I asked Milch what the main line of his testimony might be, if he had no objections to telling me. “Not at all. The main thing I shall say is that I did not expect or want war. As far as Goering is concerned, I can give only my impressions. That is true for the Polish war as well as for the Russian war. One thing I will say, I tried to dissuade Hitler from a two-front war. I believe Goering did, too. But I failed.”
He was looking through some notes, obviously trying to locate something. I asked him what he was looking for. “There is another thing which I should like to explain before the tribunal, and that is my signature on a letter to the SS regarding medical experiments. The prosecution has a letter from SS general Wolff addressed to me, regarding medical experiments conducted for the air force. There is evidence that these experiments were criminal. I want to point out that I knew nothing about these things and merely signed a polite note to Wolff, Himmler’s adjutant, in which I expressed approval because the medical inspector had assured me there was nothing to these experiments. Goering was advised of the matter by me, but he knew no more about it than I did. Goering was no more fond of Himmler than I was, but we had to be polite about it. To this day I don’t know what happened as a result of those experiments, but I have heard that criminal things were perpetrated.”
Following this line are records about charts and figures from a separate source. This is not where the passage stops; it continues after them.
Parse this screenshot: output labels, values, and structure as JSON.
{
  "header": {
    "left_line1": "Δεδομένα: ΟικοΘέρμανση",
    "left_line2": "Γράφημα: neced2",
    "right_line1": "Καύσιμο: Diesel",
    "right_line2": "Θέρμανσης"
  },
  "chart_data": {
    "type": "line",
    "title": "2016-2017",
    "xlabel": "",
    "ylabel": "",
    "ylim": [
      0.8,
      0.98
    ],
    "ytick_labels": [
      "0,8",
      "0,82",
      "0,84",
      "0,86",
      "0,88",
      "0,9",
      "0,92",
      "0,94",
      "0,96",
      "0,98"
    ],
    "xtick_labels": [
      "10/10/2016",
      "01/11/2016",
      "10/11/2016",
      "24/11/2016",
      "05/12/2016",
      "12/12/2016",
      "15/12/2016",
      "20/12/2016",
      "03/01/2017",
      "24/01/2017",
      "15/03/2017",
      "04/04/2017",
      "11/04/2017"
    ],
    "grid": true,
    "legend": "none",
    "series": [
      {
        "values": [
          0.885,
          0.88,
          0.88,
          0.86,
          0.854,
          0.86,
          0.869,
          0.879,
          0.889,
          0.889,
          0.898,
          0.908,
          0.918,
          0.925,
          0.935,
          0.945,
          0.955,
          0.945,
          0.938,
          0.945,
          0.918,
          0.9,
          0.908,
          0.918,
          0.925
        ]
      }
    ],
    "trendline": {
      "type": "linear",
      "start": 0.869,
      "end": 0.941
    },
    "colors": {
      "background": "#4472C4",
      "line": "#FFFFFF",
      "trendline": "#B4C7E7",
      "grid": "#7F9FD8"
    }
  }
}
In speaking of this last business, Milch seemed personally concerned. He refused to elaborate on the experiments or anything else connected with them, except that he and Goering had no knowledge of them, other than to have received a letter from Himmler’s adjutant Wolff regarding such experiments. He knew they were to be done on “criminals” he said, but had been assured by his own medical inspector that everything was “in order.”
We dropped this line of discussion. I asked him whether in his official function as field marshal of the air force he had anything to do with any of the other defendants. “Yes, but only slightly. With Speer, the armaments minister, of course, in the last years of the war, I had greater contact.”
What did he think of Speer? “Personally I know little about him. I think he was honest. I know he told me in late 1944 that we should not follow Hitler’s ideas of scorched earth policy. Speer, as well as myself, was interested in saving as much as possible for the German people so that after defeat there would be something to fall back on. By this I mean food stores, housing, and prevention of destruction of factories that might produce goods for the German people.”
I asked him what he thought of the Führer principle. “False.” That was his total answer. And what about the concept of “living space”? “Well, the German people did need more room. But Hitler exaggerated as he always did.” What about the ideology of master race, in his opinion? “Ridiculous. I have never subscribed to racial theory.” I asked him if he
ever did anything to prevent its practice in Nazi Germany. “What could one do? Nothing.” Did Hitler or National Socialism have any real concern for the people, despite slogans about the
Volk
, in his opinion? “I thought originally when Hitler came to power that he was thoughtful about the people’s welfare and wanted a greater Germany for nationalistic reasons with which I agreed. But soon it became obvious that Hitler cared about nothing except more and more personal victories.”
I asked him the usual question concerning why he did not resign if he saw Hitler for what he was. His response was the stereotyped “One could not resign in wartime, and before that I did not know he was aiming at war.”